Define alerting rules in Prometheus. These are PromQL queries that trigger alerts when conditions are met. Place these in a separate file (e.g., /etc/prometheus/rules/mysql_alerts.yml) and include it in prometheus.yml.

groups:
  - name: mysql.rules
    rules:
      - alert: MysqlDown
        expr: mysql_up == 0
        for: 5m
        labels:
          severity: critical
        annotations:
          summary: "MySQL instance {{ $labels.instance }} is down."
          description: "The mysqld_exporter failed to connect to MySQL instance {{ $labels.instance }} for 5 minutes."

      - alert: HighMysqlConnections
        expr: mysql_global_status_threads_connected > 500 # Adjust threshold
        for: 10m
        labels:
          severity: warning
        annotations:
          summary: "High number of MySQL connections on {{ $labels.instance }}."
          description: "MySQL instance {{ $labels.instance }} has {{ $value }} active connections, exceeding the threshold."

      - alert: HighMysqlThreadsRunning
        expr: mysql_global_status_threads_running > 100 # Adjust threshold
        for: 10m
        labels:
          severity: warning
        annotations:
          summary: "High number of running MySQL threads on {{ $labels.instance }}."
          description: "MySQL instance {{ $labels.instance }} has {{ $value }} running threads, indicating potential contention."

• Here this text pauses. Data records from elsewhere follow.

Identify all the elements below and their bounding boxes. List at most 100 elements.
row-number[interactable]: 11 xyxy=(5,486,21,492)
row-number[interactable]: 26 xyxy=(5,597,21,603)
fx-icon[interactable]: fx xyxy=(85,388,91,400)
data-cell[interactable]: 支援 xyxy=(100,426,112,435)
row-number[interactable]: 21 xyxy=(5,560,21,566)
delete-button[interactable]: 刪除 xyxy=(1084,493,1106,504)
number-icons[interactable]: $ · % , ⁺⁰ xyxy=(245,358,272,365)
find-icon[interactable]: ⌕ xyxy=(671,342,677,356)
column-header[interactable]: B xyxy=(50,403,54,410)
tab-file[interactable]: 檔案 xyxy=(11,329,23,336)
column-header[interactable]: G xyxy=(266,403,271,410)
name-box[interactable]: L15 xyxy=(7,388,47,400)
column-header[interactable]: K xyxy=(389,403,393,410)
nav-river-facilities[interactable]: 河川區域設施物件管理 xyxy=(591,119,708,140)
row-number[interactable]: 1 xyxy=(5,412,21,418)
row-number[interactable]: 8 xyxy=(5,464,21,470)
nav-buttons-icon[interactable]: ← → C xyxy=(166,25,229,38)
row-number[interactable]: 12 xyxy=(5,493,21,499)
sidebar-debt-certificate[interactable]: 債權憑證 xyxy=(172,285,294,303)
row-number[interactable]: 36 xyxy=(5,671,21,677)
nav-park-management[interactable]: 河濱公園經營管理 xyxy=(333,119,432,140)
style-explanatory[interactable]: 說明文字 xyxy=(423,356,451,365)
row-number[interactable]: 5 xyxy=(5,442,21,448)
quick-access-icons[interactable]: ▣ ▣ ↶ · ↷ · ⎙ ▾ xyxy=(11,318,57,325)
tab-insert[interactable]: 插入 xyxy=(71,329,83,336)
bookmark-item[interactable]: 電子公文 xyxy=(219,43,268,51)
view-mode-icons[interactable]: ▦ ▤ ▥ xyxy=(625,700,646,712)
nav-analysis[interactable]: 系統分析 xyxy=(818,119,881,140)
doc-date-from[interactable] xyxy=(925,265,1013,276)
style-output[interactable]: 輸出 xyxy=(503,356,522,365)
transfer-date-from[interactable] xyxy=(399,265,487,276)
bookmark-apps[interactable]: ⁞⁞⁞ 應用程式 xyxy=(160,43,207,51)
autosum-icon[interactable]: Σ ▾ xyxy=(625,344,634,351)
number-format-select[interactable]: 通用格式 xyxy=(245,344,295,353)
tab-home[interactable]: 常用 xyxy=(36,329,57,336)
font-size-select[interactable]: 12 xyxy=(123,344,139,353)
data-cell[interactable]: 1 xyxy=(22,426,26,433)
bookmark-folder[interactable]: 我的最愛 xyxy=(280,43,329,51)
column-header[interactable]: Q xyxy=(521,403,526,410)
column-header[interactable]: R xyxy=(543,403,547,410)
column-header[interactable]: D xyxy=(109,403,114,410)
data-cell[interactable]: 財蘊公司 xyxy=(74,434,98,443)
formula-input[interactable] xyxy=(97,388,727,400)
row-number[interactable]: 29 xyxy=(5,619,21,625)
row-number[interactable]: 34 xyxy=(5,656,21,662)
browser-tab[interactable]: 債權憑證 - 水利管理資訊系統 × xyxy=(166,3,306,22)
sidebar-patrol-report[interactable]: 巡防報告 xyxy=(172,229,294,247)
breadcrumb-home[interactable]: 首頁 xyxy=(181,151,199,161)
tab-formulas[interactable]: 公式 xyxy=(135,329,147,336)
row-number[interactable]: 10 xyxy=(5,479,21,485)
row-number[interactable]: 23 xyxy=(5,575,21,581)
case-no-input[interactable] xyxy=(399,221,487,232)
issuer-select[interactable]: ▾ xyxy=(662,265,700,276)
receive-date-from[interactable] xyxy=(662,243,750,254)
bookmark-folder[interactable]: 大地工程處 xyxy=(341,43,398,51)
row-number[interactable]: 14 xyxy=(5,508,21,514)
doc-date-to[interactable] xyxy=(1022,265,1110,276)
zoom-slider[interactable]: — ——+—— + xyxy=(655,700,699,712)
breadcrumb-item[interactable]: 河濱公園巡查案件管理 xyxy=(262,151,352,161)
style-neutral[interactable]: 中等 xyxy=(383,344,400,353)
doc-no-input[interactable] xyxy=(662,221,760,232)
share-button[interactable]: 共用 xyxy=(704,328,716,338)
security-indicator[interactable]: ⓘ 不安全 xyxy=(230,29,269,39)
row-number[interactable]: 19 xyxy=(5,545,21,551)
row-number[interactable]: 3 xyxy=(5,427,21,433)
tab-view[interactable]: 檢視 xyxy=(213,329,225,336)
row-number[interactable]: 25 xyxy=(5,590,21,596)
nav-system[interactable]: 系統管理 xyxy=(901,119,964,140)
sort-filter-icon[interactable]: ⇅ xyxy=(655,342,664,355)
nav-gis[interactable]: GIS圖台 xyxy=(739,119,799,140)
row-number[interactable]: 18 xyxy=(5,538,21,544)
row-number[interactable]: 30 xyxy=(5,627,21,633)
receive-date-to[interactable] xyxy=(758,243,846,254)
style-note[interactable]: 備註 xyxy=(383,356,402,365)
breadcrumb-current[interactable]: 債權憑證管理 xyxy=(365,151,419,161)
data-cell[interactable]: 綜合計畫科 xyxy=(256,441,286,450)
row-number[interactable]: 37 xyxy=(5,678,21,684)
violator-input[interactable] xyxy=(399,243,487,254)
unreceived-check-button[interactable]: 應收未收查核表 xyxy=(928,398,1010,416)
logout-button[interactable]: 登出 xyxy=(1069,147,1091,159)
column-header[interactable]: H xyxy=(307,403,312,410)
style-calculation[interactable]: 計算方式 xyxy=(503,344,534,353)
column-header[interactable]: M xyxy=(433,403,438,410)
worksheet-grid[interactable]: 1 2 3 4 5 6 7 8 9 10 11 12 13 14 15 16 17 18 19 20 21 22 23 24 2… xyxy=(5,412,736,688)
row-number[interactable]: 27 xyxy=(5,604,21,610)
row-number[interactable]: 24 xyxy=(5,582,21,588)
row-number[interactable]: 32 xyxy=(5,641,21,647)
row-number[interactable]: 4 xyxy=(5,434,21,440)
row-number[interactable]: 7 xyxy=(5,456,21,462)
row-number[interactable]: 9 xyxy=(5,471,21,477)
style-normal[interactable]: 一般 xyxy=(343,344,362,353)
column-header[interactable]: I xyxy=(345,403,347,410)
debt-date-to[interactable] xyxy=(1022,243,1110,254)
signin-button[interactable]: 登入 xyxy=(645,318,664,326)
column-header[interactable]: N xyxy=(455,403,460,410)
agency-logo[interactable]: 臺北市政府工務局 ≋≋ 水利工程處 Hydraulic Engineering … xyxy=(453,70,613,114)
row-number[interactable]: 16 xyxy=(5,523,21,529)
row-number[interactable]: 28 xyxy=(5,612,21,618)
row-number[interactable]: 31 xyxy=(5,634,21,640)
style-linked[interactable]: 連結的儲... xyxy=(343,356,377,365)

      - alert: HighMysqlSlowQueries
        expr: rate(mysql_global_status_slow_queries[5m]) > 10 # Adjust rate and threshold
        for: 5m
        labels:
          severity: warning
        annotations:
          summary: "High rate of slow MySQL queries on {{ $labels.instance }}."
          description: "MySQL instance {{ $labels.instance }} is experiencing a high rate of slow queries ({{ $value }} per second)."

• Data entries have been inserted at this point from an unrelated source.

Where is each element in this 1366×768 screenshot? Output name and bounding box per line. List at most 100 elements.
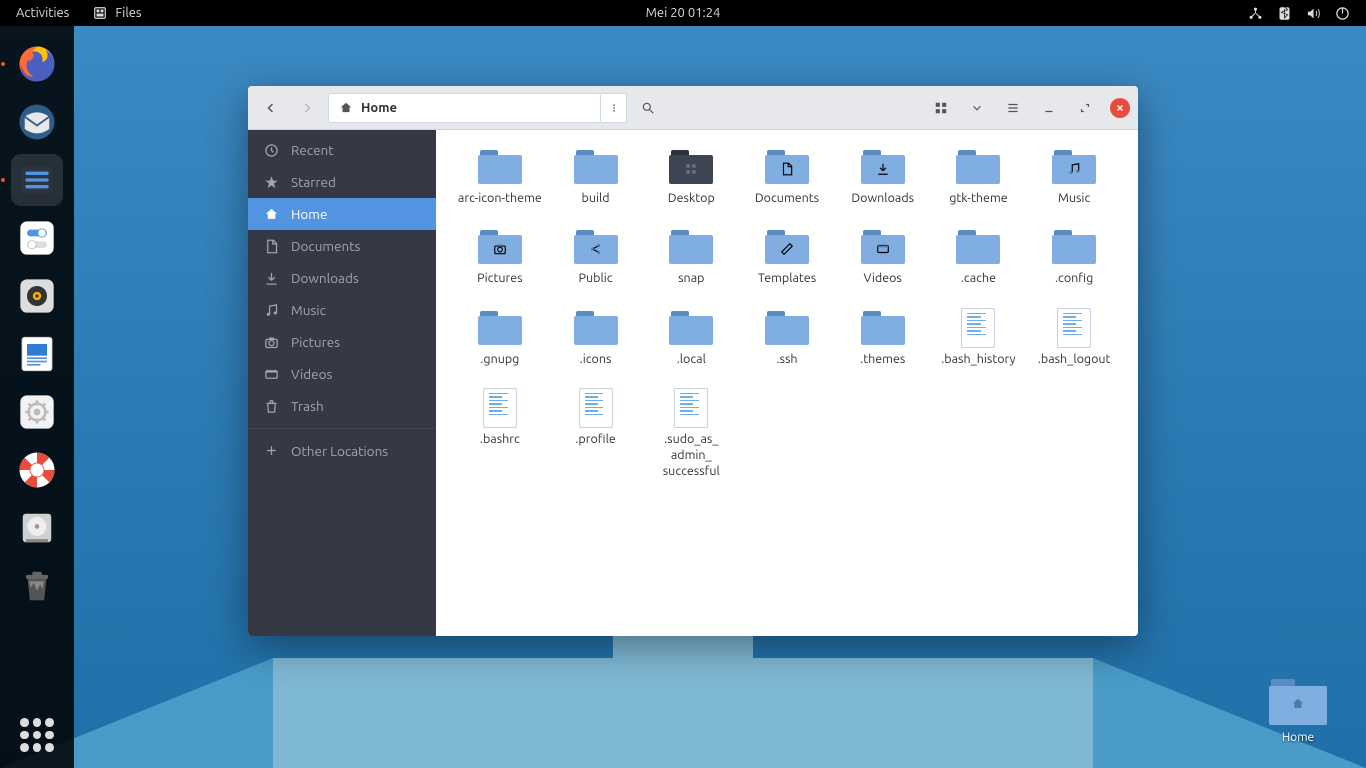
- file-label: .bash_​logout: [1038, 351, 1111, 367]
- file-label: .profile: [575, 431, 615, 447]
- view-grid-button[interactable]: [926, 93, 956, 123]
- sidebar-item-recent[interactable]: Recent: [248, 134, 436, 166]
- activities-button[interactable]: Activities: [16, 6, 69, 20]
- sidebar-item-label: Pictures: [291, 334, 340, 350]
- file-item[interactable]: .bash_​logout: [1028, 305, 1120, 371]
- sidebar-item-documents[interactable]: Documents: [248, 230, 436, 262]
- dock-trash[interactable]: [11, 560, 63, 612]
- nav-forward-button[interactable]: [292, 93, 322, 123]
- folder-item[interactable]: .cache: [933, 224, 1025, 290]
- folder-icon: [861, 230, 905, 264]
- volume-icon[interactable]: [1306, 6, 1321, 21]
- dock-files[interactable]: [11, 154, 63, 206]
- file-label: Music: [1058, 190, 1090, 206]
- folder-item[interactable]: .icons: [550, 305, 642, 371]
- folder-item[interactable]: Desktop: [645, 144, 737, 210]
- file-label: Videos: [864, 270, 902, 286]
- folder-item[interactable]: .ssh: [741, 305, 833, 371]
- show-applications-button[interactable]: [20, 718, 54, 752]
- file-item[interactable]: .sudo_​as_​admin_​successful: [645, 385, 737, 484]
- path-bar[interactable]: Home: [328, 93, 601, 123]
- folder-item[interactable]: arc-icon-theme: [454, 144, 546, 210]
- folder-item[interactable]: Templates: [741, 224, 833, 290]
- bluetooth-icon[interactable]: [1277, 6, 1292, 21]
- folder-item[interactable]: .gnupg: [454, 305, 546, 371]
- folder-item[interactable]: snap: [645, 224, 737, 290]
- folder-icon: [956, 150, 1000, 184]
- dock-libreoffice[interactable]: [11, 328, 63, 380]
- dock-settings[interactable]: [11, 212, 63, 264]
- dock-rhythmbox[interactable]: [11, 270, 63, 322]
- dock-help[interactable]: [11, 444, 63, 496]
- close-button[interactable]: [1110, 98, 1130, 118]
- folder-item[interactable]: .themes: [837, 305, 929, 371]
- sidebar-item-label: Downloads: [291, 270, 359, 286]
- text-file-icon: [1057, 308, 1091, 348]
- dock: [0, 26, 74, 768]
- folder-icon: [574, 150, 618, 184]
- window-titlebar[interactable]: Home: [248, 86, 1138, 130]
- folder-icon: [1052, 230, 1096, 264]
- folder-item[interactable]: Music: [1028, 144, 1120, 210]
- home-icon: [339, 101, 353, 115]
- sidebar-item-label: Recent: [291, 142, 334, 158]
- folder-item[interactable]: Downloads: [837, 144, 929, 210]
- app-menu[interactable]: Files: [93, 6, 141, 20]
- sidebar-item-pictures[interactable]: Pictures: [248, 326, 436, 358]
- app-menu-label: Files: [115, 6, 141, 20]
- power-icon[interactable]: [1335, 6, 1350, 21]
- folder-item[interactable]: Public: [550, 224, 642, 290]
- file-label: .gnupg: [480, 351, 519, 367]
- file-label: .bash_​history: [941, 351, 1015, 367]
- file-item[interactable]: .bashrc: [454, 385, 546, 484]
- folder-item[interactable]: .local: [645, 305, 737, 371]
- dock-system-settings[interactable]: [11, 386, 63, 438]
- plus-icon: [264, 443, 279, 458]
- folder-item[interactable]: Pictures: [454, 224, 546, 290]
- sidebar-item-label: Starred: [291, 174, 336, 190]
- path-menu-button[interactable]: [601, 93, 627, 123]
- text-file-icon: [483, 388, 517, 428]
- dock-firefox[interactable]: [11, 38, 63, 90]
- top-panel: Activities Files Mei 20 01:24: [0, 0, 1366, 26]
- search-button[interactable]: [633, 93, 663, 123]
- folder-item[interactable]: gtk-theme: [933, 144, 1025, 210]
- sidebar-item-videos[interactable]: Videos: [248, 358, 436, 390]
- folder-item[interactable]: Documents: [741, 144, 833, 210]
- hamburger-menu-button[interactable]: [998, 93, 1028, 123]
- sidebar-item-downloads[interactable]: Downloads: [248, 262, 436, 294]
- nav-back-button[interactable]: [256, 93, 286, 123]
- folder-icon: [861, 150, 905, 184]
- dock-disk-utility[interactable]: [11, 502, 63, 554]
- sidebar-item-label: Videos: [291, 366, 332, 382]
- video-icon: [264, 367, 279, 382]
- folder-item[interactable]: Videos: [837, 224, 929, 290]
- file-label: .bashrc: [480, 431, 520, 447]
- home-icon: [264, 207, 279, 222]
- folder-icon: [1052, 150, 1096, 184]
- dock-thunderbird[interactable]: [11, 96, 63, 148]
- clock[interactable]: Mei 20 01:24: [646, 6, 721, 20]
- file-label: Public: [579, 270, 613, 286]
- clock-icon: [264, 143, 279, 158]
- sidebar-item-trash[interactable]: Trash: [248, 390, 436, 422]
- folder-icon: [669, 230, 713, 264]
- sidebar-item-starred[interactable]: Starred: [248, 166, 436, 198]
- sidebar-item-music[interactable]: Music: [248, 294, 436, 326]
- places-sidebar: Recent Starred HomeDocuments Downloads Music…: [248, 130, 436, 636]
- folder-icon: [574, 311, 618, 345]
- path-label: Home: [361, 101, 397, 115]
- view-dropdown-button[interactable]: [962, 93, 992, 123]
- maximize-button[interactable]: [1070, 93, 1100, 123]
- desktop-home-folder[interactable]: Home: [1260, 679, 1336, 744]
- minimize-button[interactable]: [1034, 93, 1064, 123]
- sidebar-item-other[interactable]: Other Locations: [248, 428, 436, 466]
- sidebar-item-home[interactable]: Home: [248, 198, 436, 230]
- network-icon[interactable]: [1248, 6, 1263, 21]
- file-label: .config: [1055, 270, 1093, 286]
- folder-item[interactable]: .config: [1028, 224, 1120, 290]
- file-item[interactable]: .bash_​history: [933, 305, 1025, 371]
- folder-item[interactable]: build: [550, 144, 642, 210]
- sidebar-item-label: Music: [291, 302, 326, 318]
- file-item[interactable]: .profile: [550, 385, 642, 484]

      - alert: MysqlReplicationLag
        expr: mysql_slave_status_seconds_behind_master > 600 # 10 minutes lag
        for: 5m
        labels:
          severity: critical
        annotations:
          summary: "MySQL replication lag detected on {{ $labels.instance }}."
          description: "MySQL replica {{ $labels.instance }} is {{ $value }} seconds behind the primary."

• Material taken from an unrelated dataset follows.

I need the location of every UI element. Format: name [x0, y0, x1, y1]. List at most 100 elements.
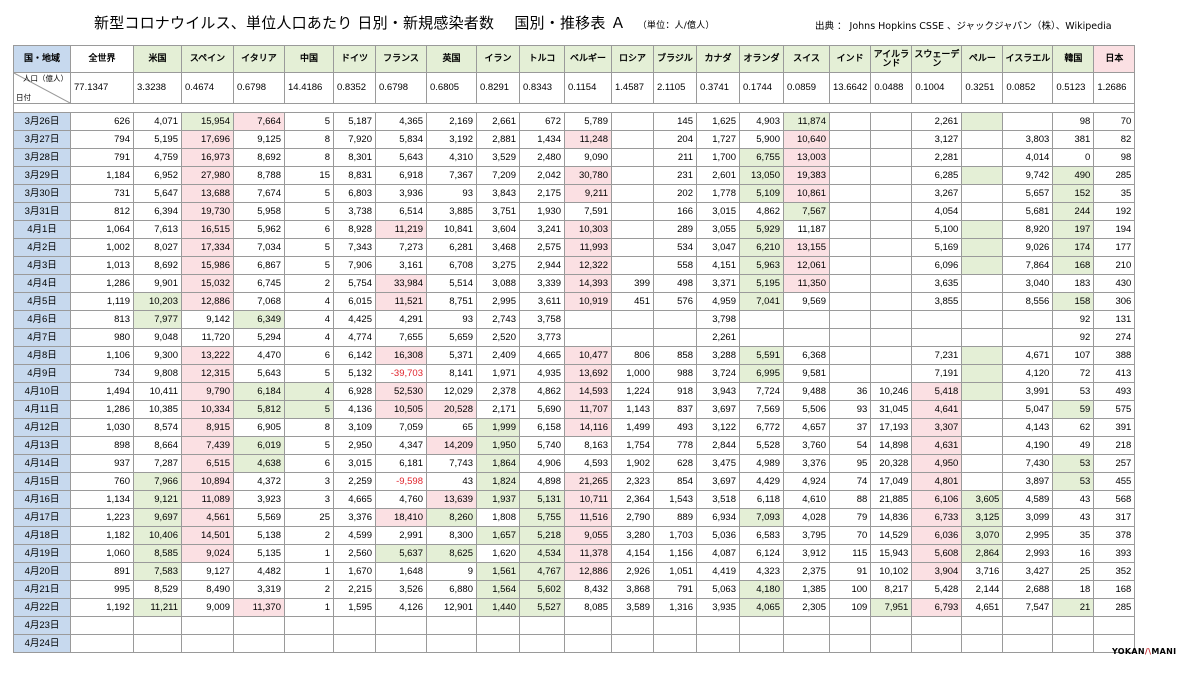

Ensure your Prometheus configuration (prometheus.yml) includes:

rule_files:
  - "/etc/prometheus/rules/*.yml"

alerting:
  alertmanagers:
    - static_configs:
        - targets: ['localhost:9093'] # Address of your Alertmanager instance

Reload Prometheus and ensure Alertmanager is running and accessible by Prometheus.

System-Level Monitoring with Node Exporter

While application and database specific metrics are vital, understanding the underlying system performance is equally important. node_exporter provides hardware and OS metrics.

Deploying Node Exporter

Similar to mysqld_exporter, download the latest release and set it up as a systemd service. The default port is 9100.

[Unit]
Description=Prometheus Node Exporter
Wants=network-online.target
After=network-online.target

[Service]
User=prometheus
Group=prometheus
Type=simple
ExecStart=/usr/local/bin/node_exporter \
  --collector.filesystem.mount-points-exclude="^/(sys|proc|dev|host|etc)($$|/.*)" \
  --collector.netdev.ignore-self-loops=true \
  --collector.netdev.ignore-up=true \
  --web.listen-address=":9100"

[Install]
WantedBy=multi-user.target

Enable and start the service:

sudo systemctl daemon-reload
sudo systemctl enable node_exporter
sudo systemctl start node_exporter
sudo systemctl status node_exporter

Configuring Prometheus for Node Exporter

Add another job to your prometheus.yml:

scrape_configs:
  # ... other jobs ...
  - job_name: 'node'
    static_configs:
      - targets: ['localhost:9100'] # Or the IP/hostname of your exporter if remote
        labels:
          cluster: 'your-app-cluster-name' # e.g., 'do-app-prod-web-01'
          env: 'production'

Key Node Exporter Metrics for Alerting

node_load1, node_load5, node_load15: System load averages.
node_memory_MemAvailable_bytes: Available memory.
node_disk_io_time_seconds_total: Disk I/O time.
node_filesystem_avail_bytes: Filesystem available space.
node_network_receive_errs_total, node_network_transmit_errs_total: Network interface errors.

Alerting rules for these metrics can be added to your Prometheus rule files, similar to the MySQL alerts, to detect high load, low memory, disk space issues, or network errors.